King Prawn Nasi Goreng recipe - The Cooks Pantry


Matt Sinclair


4 people


  • 3 Tbsp. Cobram Estate Robust Extra Virgin Olive Oil
  • 12 Coles raw King Prawns, peeled and deveined, cut into bite-sized pieces
  • 2 Tbsp. Lee Kum Kee Salt Reduced Soy Sauce
  • 2 Tbsp ketcap manis
  • 2 cups cooked basmati rice, chilled
  • 1 cup wombok, shredded
  • 1 large carrot, grated


  • 1 brown onion, chopped
  • 3 cloves garlic
  • 1 inch piece ginger, sliced
  • 2 long red chillies, chopped
  • 1 tsp. ground cumin
  • 1 tsp. ground turmeric


  • ½ cup coriander leaves
  • ¼ cup roasted granulated peanuts
  • 2 eggs, fried
  • ½ cucumber, halved and thinly sliced


  • In a food processor add all Nasi paste ingredients and blitz on high into a paste.
  • In a wok over high heat, add 2 Tbsp. vegetable oil and nasi paste and fry until the oil splits away from the paste and darkens in colour, approximately 5 minutes.

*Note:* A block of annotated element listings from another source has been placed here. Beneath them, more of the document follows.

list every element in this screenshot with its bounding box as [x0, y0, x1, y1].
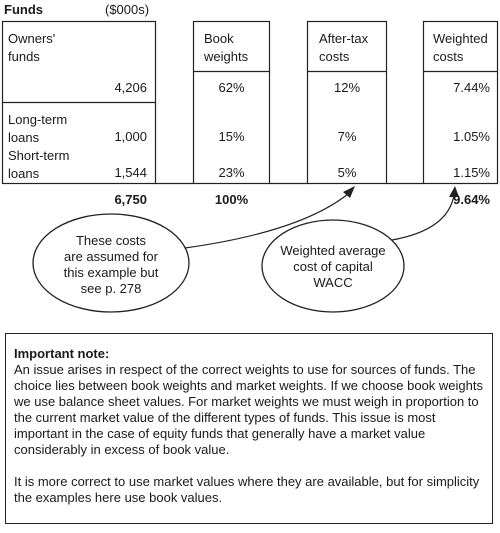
row-after-tax-short-term-loans: 5%: [337, 165, 357, 180]
funds-heading: Funds: [4, 2, 43, 17]
arrowhead-weighted: [449, 186, 459, 197]
arrow-to-weighted: [391, 194, 455, 241]
row-after-tax-long-term-loans: 7%: [337, 129, 357, 144]
row-weighted-owners-funds: 7.44%: [453, 80, 490, 95]
callout-ellipse-costs: [32, 213, 190, 313]
callout-costs-assumed: These costs are assumed for this example…: [63, 233, 159, 296]
row-weighted-short-term-loans: 1.15%: [453, 165, 490, 180]
row-label-long-term-loans: Long-term loans: [8, 112, 68, 145]
row-book-weight-owners-funds: 62%: [218, 80, 245, 95]
arrowhead-after-tax: [343, 186, 355, 198]
row-amount-short-term-loans: 1,544: [114, 165, 147, 180]
note-paragraph-1: An issue arises in respect of the correc…: [14, 362, 483, 457]
row-label-short-term-loans: Short-term loans: [8, 148, 70, 181]
row-weighted-long-term-loans: 1.05%: [453, 129, 490, 144]
weighted-costs-header: Weighted costs: [433, 31, 488, 64]
weighted-costs-box: [422, 20, 499, 185]
row-book-weight-short-term-loans: 23%: [218, 165, 245, 180]
row-after-tax-owners-funds: 12%: [333, 80, 361, 95]
row-book-weight-long-term-loans: 15%: [218, 129, 245, 144]
after-tax-costs-header: After-tax costs: [319, 31, 369, 64]
row-amount-owners-funds: 4,206: [114, 80, 147, 95]
row-label-owners-funds: Owners' funds: [8, 31, 56, 64]
book-weights-header: Book weights: [204, 31, 249, 64]
note-paragraph-2: It is more correct to use market values …: [14, 474, 480, 505]
callout-ellipse-wacc: [261, 219, 405, 313]
total-weighted-cost: 9.64%: [453, 192, 490, 207]
book-weights-box: [192, 20, 271, 185]
total-book-weight: 100%: [214, 192, 249, 207]
callout-wacc: Weighted average cost of capital WACC: [280, 243, 386, 290]
units-label: ($000s): [105, 2, 150, 17]
row-amount-long-term-loans: 1,000: [114, 129, 147, 144]
note-heading: Important note:: [14, 346, 110, 361]
important-note-box: Important note: An issue arises in respe…: [5, 333, 493, 524]
total-amount: 6,750: [114, 192, 147, 207]
after-tax-box: [306, 20, 388, 185]
arrow-to-after-tax: [184, 193, 349, 249]
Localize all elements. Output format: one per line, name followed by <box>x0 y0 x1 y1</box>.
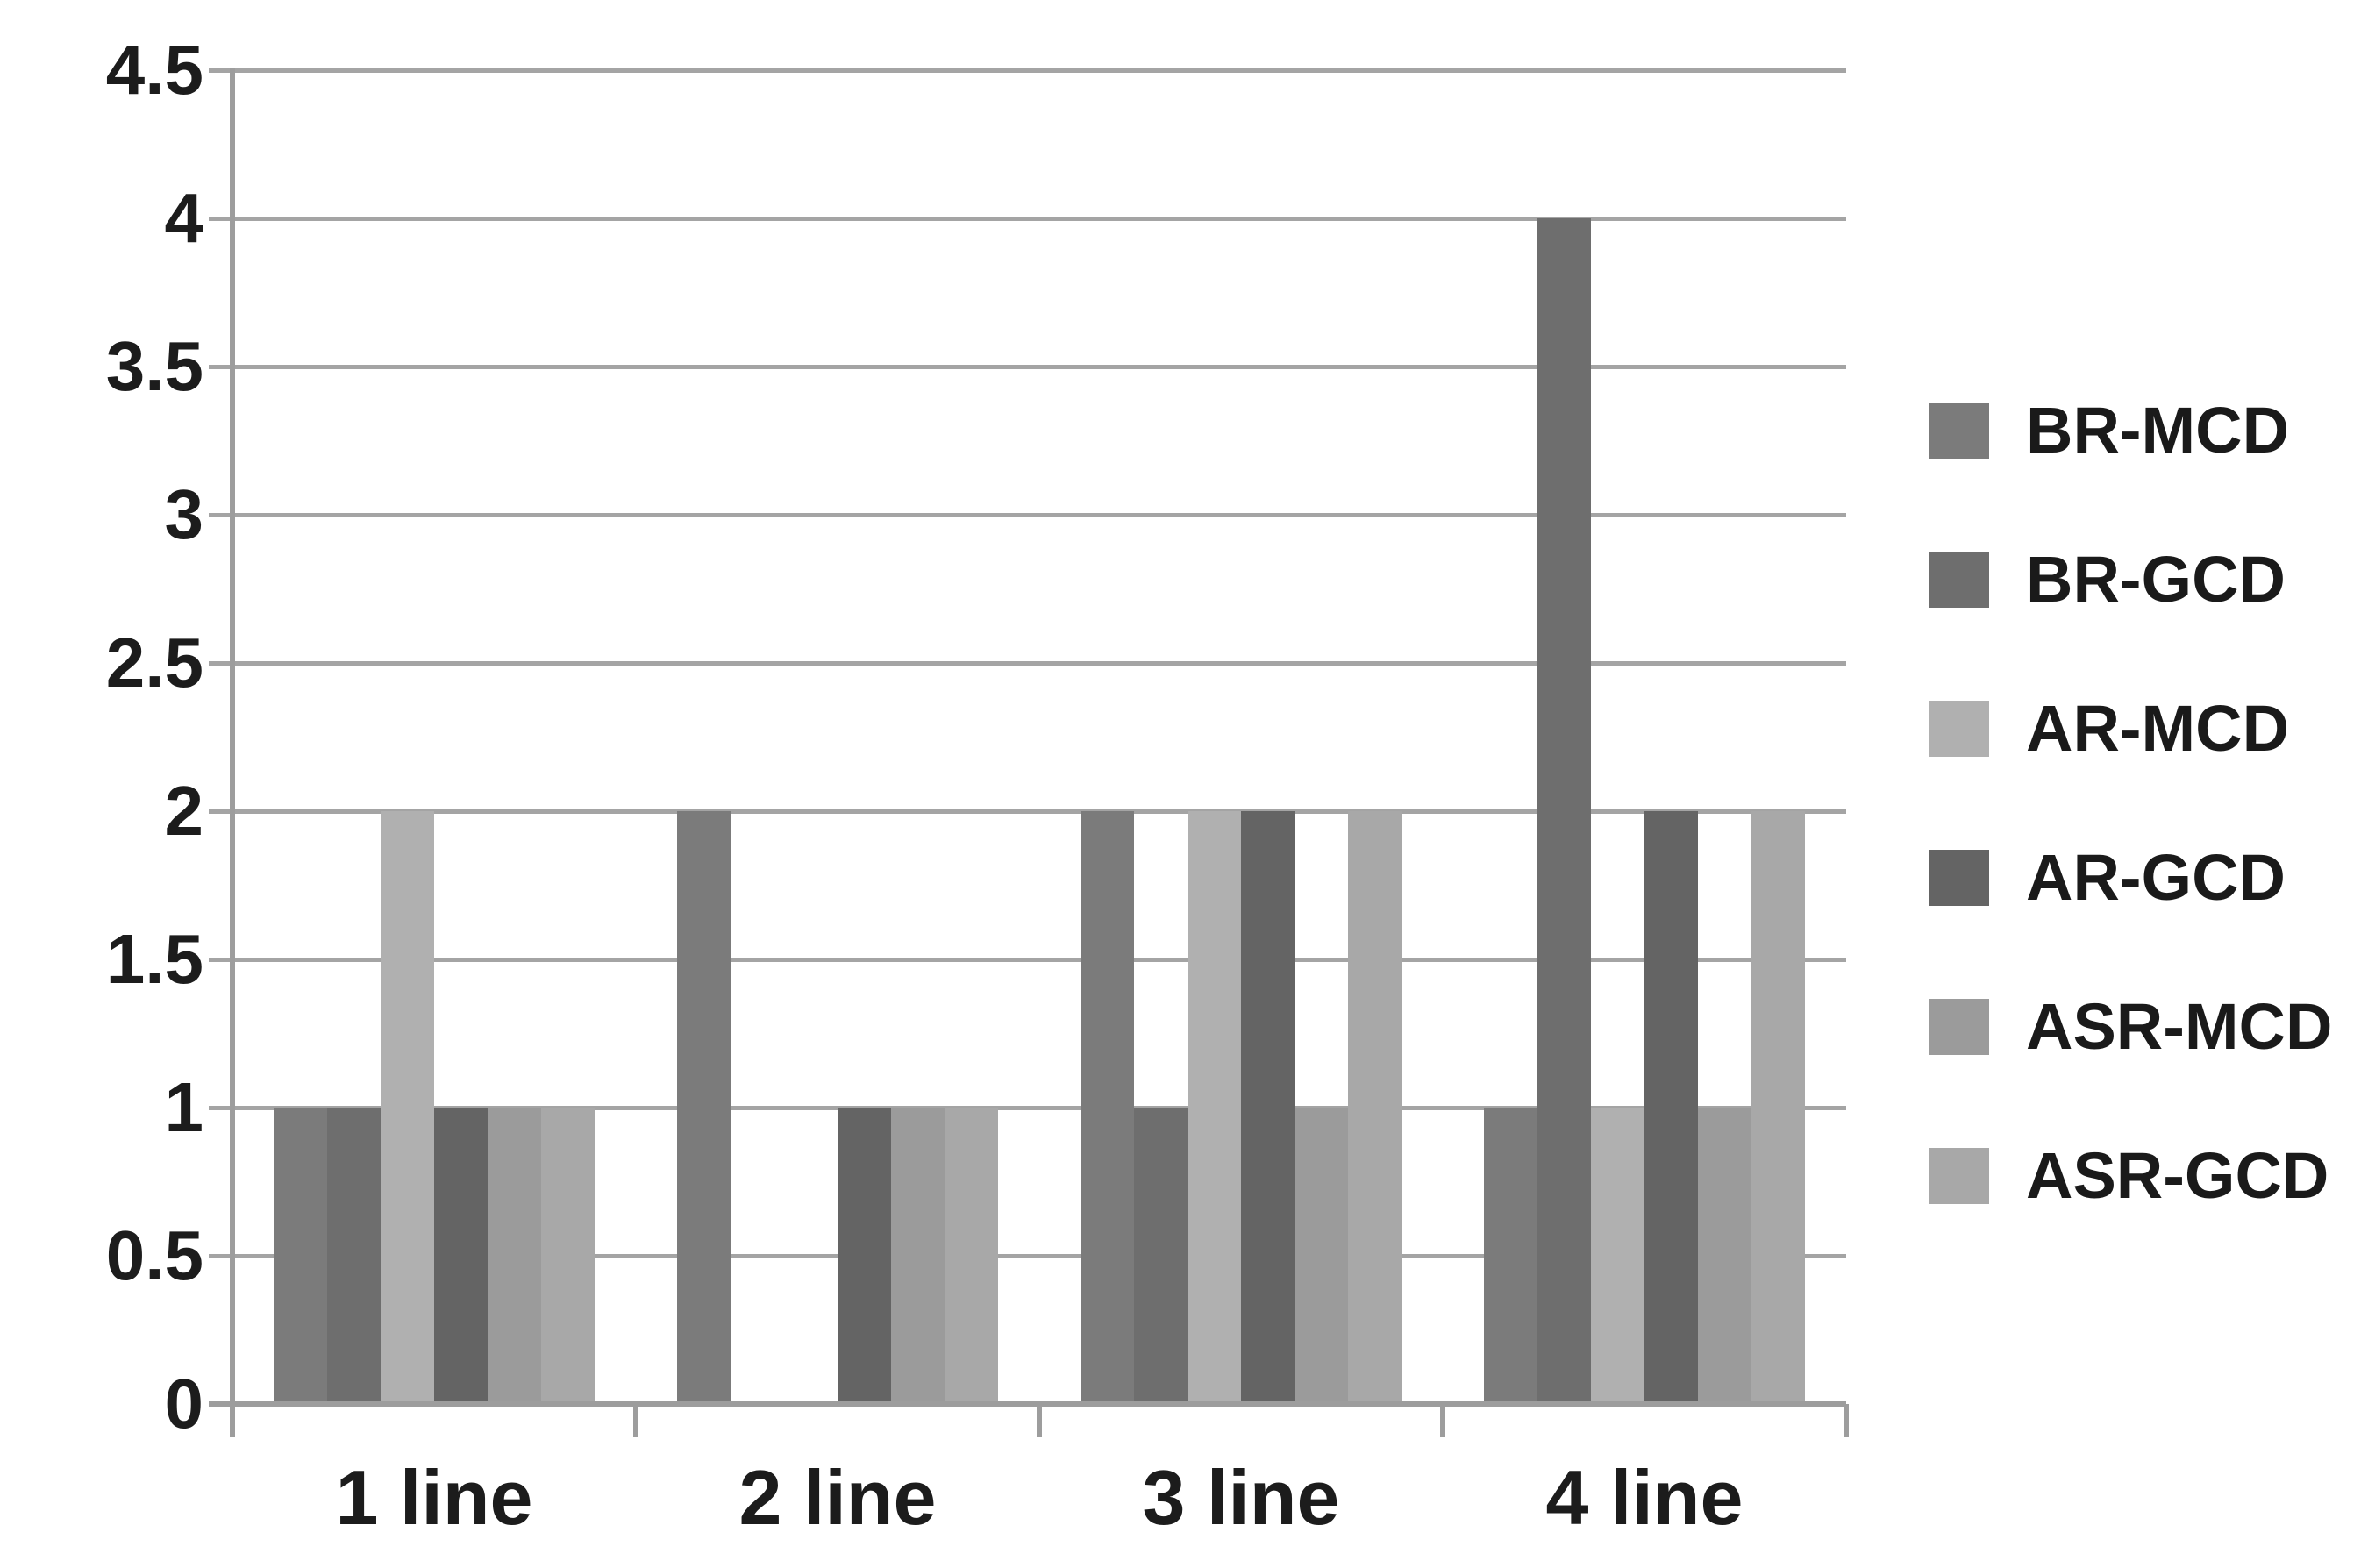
bar-AR-GCD-2line <box>838 1108 891 1404</box>
x-axis-tick <box>1844 1404 1849 1437</box>
ytick-label-0: 0 <box>164 1365 204 1443</box>
gridline-4.5 <box>209 68 1846 73</box>
bar-BR-GCD-1line <box>327 1108 381 1404</box>
ytick-label-1: 1 <box>164 1068 204 1146</box>
bar-ASR-GCD-4line <box>1751 811 1805 1404</box>
bar-BR-MCD-2line <box>677 811 731 1404</box>
x-axis-line <box>209 1401 1846 1407</box>
ytick-label-2: 2 <box>164 772 204 850</box>
ytick-label-4.5: 4.5 <box>105 31 203 109</box>
legend-label-ASR-MCD: ASR-MCD <box>2026 990 2333 1063</box>
gridline-1.5 <box>209 957 1846 962</box>
bar-ASR-MCD-4line <box>1698 1108 1751 1404</box>
gridline-0.5 <box>209 1253 1846 1258</box>
xtick-label-3line: 3 line <box>1142 1454 1340 1541</box>
bar-AR-GCD-3line <box>1241 811 1295 1404</box>
bar-AR-MCD-3line <box>1188 811 1241 1404</box>
bar-BR-GCD-4line <box>1537 218 1591 1404</box>
x-axis-tick <box>1440 1404 1445 1437</box>
legend-swatch-BR-GCD <box>1929 552 1989 608</box>
legend-label-BR-MCD: BR-MCD <box>2026 394 2290 467</box>
bar-AR-GCD-1line <box>434 1108 488 1404</box>
bar-ASR-GCD-1line <box>541 1108 595 1404</box>
ytick-label-3: 3 <box>164 475 204 553</box>
y-axis-line <box>230 68 235 1437</box>
bar-AR-MCD-4line <box>1591 1108 1644 1404</box>
bar-ASR-GCD-2line <box>945 1108 998 1404</box>
bar-ASR-MCD-3line <box>1295 1108 1348 1404</box>
gridline-1.0 <box>209 1105 1846 1110</box>
xtick-label-4line: 4 line <box>1545 1454 1744 1541</box>
ytick-label-2.5: 2.5 <box>105 624 203 702</box>
gridline-2.5 <box>209 660 1846 666</box>
bar-AR-GCD-4line <box>1644 811 1698 1404</box>
gridline-3.0 <box>209 512 1846 517</box>
xtick-label-2line: 2 line <box>738 1454 937 1541</box>
ytick-label-4: 4 <box>164 179 204 257</box>
legend-swatch-BR-MCD <box>1929 403 1989 459</box>
bar-BR-GCD-3line <box>1134 1108 1188 1404</box>
x-axis-tick <box>1037 1404 1042 1437</box>
legend-swatch-ASR-GCD <box>1929 1148 1989 1204</box>
bar-BR-MCD-1line <box>274 1108 327 1404</box>
bar-BR-MCD-3line <box>1081 811 1134 1404</box>
x-axis-tick <box>230 1404 235 1437</box>
bar-BR-MCD-4line <box>1484 1108 1537 1404</box>
gridline-2.0 <box>209 809 1846 814</box>
legend-label-ASR-GCD: ASR-GCD <box>2026 1139 2329 1212</box>
x-axis-tick <box>633 1404 638 1437</box>
legend-label-BR-GCD: BR-GCD <box>2026 543 2286 616</box>
ytick-label-1.5: 1.5 <box>105 920 203 998</box>
bar-ASR-GCD-3line <box>1348 811 1402 1404</box>
legend-swatch-ASR-MCD <box>1929 999 1989 1055</box>
bar-ASR-MCD-2line <box>891 1108 945 1404</box>
ytick-label-3.5: 3.5 <box>105 327 203 405</box>
gridline-3.5 <box>209 364 1846 369</box>
gridline-4.0 <box>209 216 1846 221</box>
xtick-label-1line: 1 line <box>335 1454 533 1541</box>
legend-label-AR-MCD: AR-MCD <box>2026 692 2290 765</box>
bar-ASR-MCD-1line <box>488 1108 541 1404</box>
legend-swatch-AR-GCD <box>1929 850 1989 906</box>
legend-swatch-AR-MCD <box>1929 701 1989 757</box>
legend-label-AR-GCD: AR-GCD <box>2026 841 2286 914</box>
ytick-label-0.5: 0.5 <box>105 1216 203 1294</box>
bar-AR-MCD-1line <box>381 811 434 1404</box>
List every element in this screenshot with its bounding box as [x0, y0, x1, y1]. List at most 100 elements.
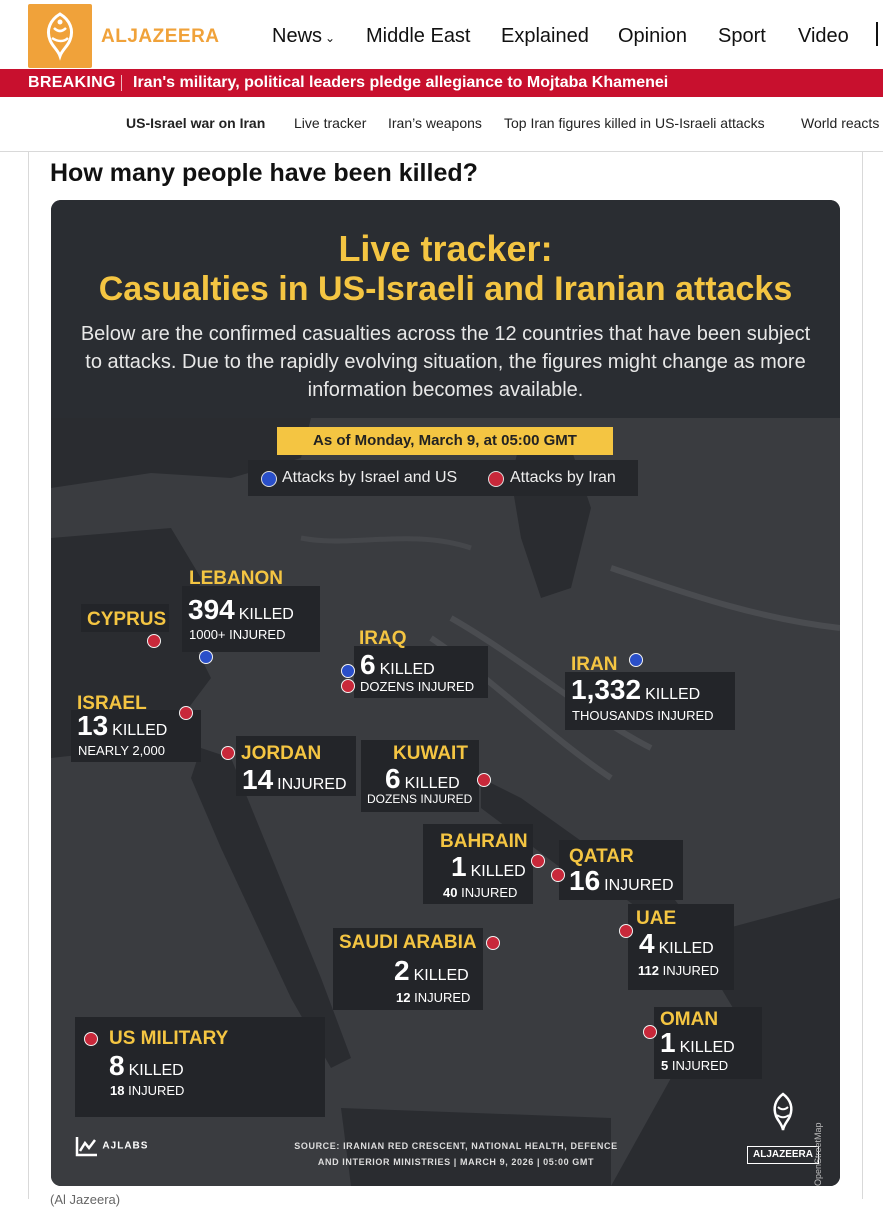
marker-bahrain-red: [531, 854, 545, 868]
card-uae: [628, 904, 734, 990]
marker-kuwait-red: [477, 773, 491, 787]
section-heading: How many people have been killed?: [50, 159, 478, 187]
bahrain-killed: 1 KILLED: [451, 851, 526, 882]
breaking-label: BREAKING: [28, 74, 116, 91]
aljazeera-watermark-text: ALJAZEERA: [747, 1146, 819, 1164]
marker-jordan-red: [221, 746, 235, 760]
us-military-killed: 8 KILLED: [109, 1050, 184, 1081]
aljazeera-watermark: ALJAZEERA: [747, 1090, 819, 1164]
card-us-military: [75, 1017, 325, 1117]
content-border-left: [28, 151, 29, 1199]
israel-injured: NEARLY 2,000: [78, 743, 165, 758]
card-iraq: [354, 646, 488, 698]
marker-oman-red: [643, 1025, 657, 1039]
marker-israel-red: [179, 706, 193, 720]
country-name-jordan: JORDAN: [241, 743, 322, 764]
country-name-us-military: US MILITARY: [109, 1028, 229, 1049]
kuwait-injured: DOZENS INJURED: [367, 792, 473, 806]
lebanon-injured: 1000+ INJURED: [189, 627, 286, 642]
brand-name[interactable]: ALJAZEERA: [101, 26, 220, 47]
marker-iraq-red: [341, 679, 355, 693]
card-bahrain: [423, 824, 533, 904]
legend-blue-label: Attacks by Israel and US: [282, 469, 458, 486]
card-oman: [654, 1007, 762, 1079]
marker-saudi-red: [486, 936, 500, 950]
card-lebanon: [182, 586, 320, 652]
bahrain-injured: 40 INJURED: [443, 885, 518, 900]
card-iran: [565, 672, 735, 730]
nav-explained[interactable]: Explained: [501, 25, 589, 47]
subnav-live-tracker[interactable]: Live tracker: [294, 115, 367, 131]
kuwait-killed: 6 KILLED: [385, 763, 460, 794]
country-name-qatar: QATAR: [569, 846, 634, 867]
us-military-injured: 18 INJURED: [110, 1083, 185, 1098]
infographic-subtitle: Below are the confirmed casualties acros…: [80, 323, 811, 401]
breaking-headline[interactable]: Iran's military, political leaders pledg…: [133, 74, 669, 91]
qatar-injured: 16 INJURED: [569, 865, 674, 896]
infographic-title-line2: Casualties in US-Israeli and Iranian att…: [98, 270, 793, 308]
nav-sport[interactable]: Sport: [718, 25, 766, 47]
nav-video[interactable]: Video: [798, 25, 849, 47]
nav-overflow-icon[interactable]: [876, 22, 883, 46]
date-badge: As of Monday, March 9, at 05:00 GMT: [277, 427, 613, 455]
saudi-killed: 2 KILLED: [394, 955, 469, 986]
subnav-world-reacts[interactable]: World reacts: [801, 115, 880, 131]
chevron-down-icon: ⌄: [325, 31, 336, 45]
subnav-us-israel-war[interactable]: US-Israel war on Iran: [126, 115, 266, 131]
nav-middle-east[interactable]: Middle East: [366, 25, 471, 47]
country-name-israel: ISRAEL: [77, 693, 147, 714]
iraq-killed: 6 KILLED: [360, 649, 435, 680]
marker-uae-red: [619, 924, 633, 938]
breaking-news-bar[interactable]: BREAKING Iran's military, political lead…: [0, 69, 883, 97]
map-credit: © Mapbox, © OpenStreetMap: [813, 1122, 823, 1186]
country-name-uae: UAE: [636, 908, 677, 929]
marker-lebanon-blue: [199, 650, 213, 664]
saudi-injured: 12 INJURED: [396, 990, 471, 1005]
oman-killed: 1 KILLED: [660, 1027, 735, 1058]
legend-red-dot-icon: [488, 471, 504, 487]
legend-blue-dot-icon: [261, 471, 277, 487]
subnav-top-figures[interactable]: Top Iran figures killed in US-Israeli at…: [504, 115, 765, 131]
topic-navigation: US-Israel war on Iran Live tracker Iran’…: [0, 97, 883, 152]
country-name-bahrain: BAHRAIN: [440, 831, 528, 852]
marker-cyprus-red: [147, 634, 161, 648]
country-name-kuwait: KUWAIT: [393, 743, 468, 764]
marker-iran-blue: [629, 653, 643, 667]
card-israel: [71, 710, 201, 762]
marker-us-military-red: [84, 1032, 98, 1046]
country-name-lebanon: LEBANON: [189, 568, 283, 589]
aljazeera-watermark-icon: [773, 1092, 793, 1131]
lebanon-killed: 394 KILLED: [188, 594, 294, 625]
country-name-oman: OMAN: [660, 1009, 719, 1030]
card-qatar: [559, 840, 683, 900]
iran-killed: 1,332 KILLED: [571, 674, 701, 705]
marker-qatar-red: [551, 868, 565, 882]
legend-red-label: Attacks by Iran: [510, 469, 616, 486]
ajlabs-logo: AJLABS: [75, 1135, 148, 1157]
nav-opinion[interactable]: Opinion: [618, 25, 687, 47]
subnav-iran-weapons[interactable]: Iran’s weapons: [388, 115, 482, 131]
card-saudi-arabia: [333, 928, 483, 1010]
uae-injured: 112 INJURED: [638, 963, 719, 978]
card-jordan: [236, 736, 356, 796]
source-line-2: AND INTERIOR MINISTRIES | MARCH 9, 2026 …: [317, 1157, 595, 1167]
israel-killed: 13 KILLED: [77, 710, 168, 741]
uae-killed: 4 KILLED: [639, 928, 714, 959]
aljazeera-logo-icon[interactable]: [28, 4, 92, 68]
card-cyprus: [81, 604, 169, 632]
top-navigation: ALJAZEERA News ⌄ Middle East Explained Op…: [0, 0, 883, 70]
oman-injured: 5 INJURED: [661, 1058, 729, 1073]
source-note: SOURCE: IRANIAN RED CRESCENT, NATIONAL H…: [241, 1138, 671, 1170]
divider: [121, 75, 122, 91]
infographic-title-line1: Live tracker:: [338, 228, 553, 269]
infographic-header: Live tracker: Casualties in US-Israeli a…: [51, 200, 840, 418]
card-kuwait: [361, 740, 479, 812]
content-border-right: [862, 151, 863, 1199]
marker-iraq-blue: [341, 664, 355, 678]
nav-news[interactable]: News ⌄: [272, 25, 336, 47]
image-caption: (Al Jazeera): [50, 1192, 121, 1207]
country-name-iraq: IRAQ: [359, 628, 407, 649]
legend: Attacks by Israel and US Attacks by Iran: [248, 460, 638, 496]
country-name-cyprus: CYPRUS: [87, 609, 167, 630]
country-name-saudi-arabia: SAUDI ARABIA: [339, 932, 477, 953]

Add prawns to wok, fry for one minute and add rice. Toss to coat evenly.
  • Add wombok and carrot and toss to combine. Add soy sauce and ketcap manis, toss to coat.
  • Lay out onto large platter and garnish with fried eggs, coriander leaves, sliced cucumber. Serve immediately.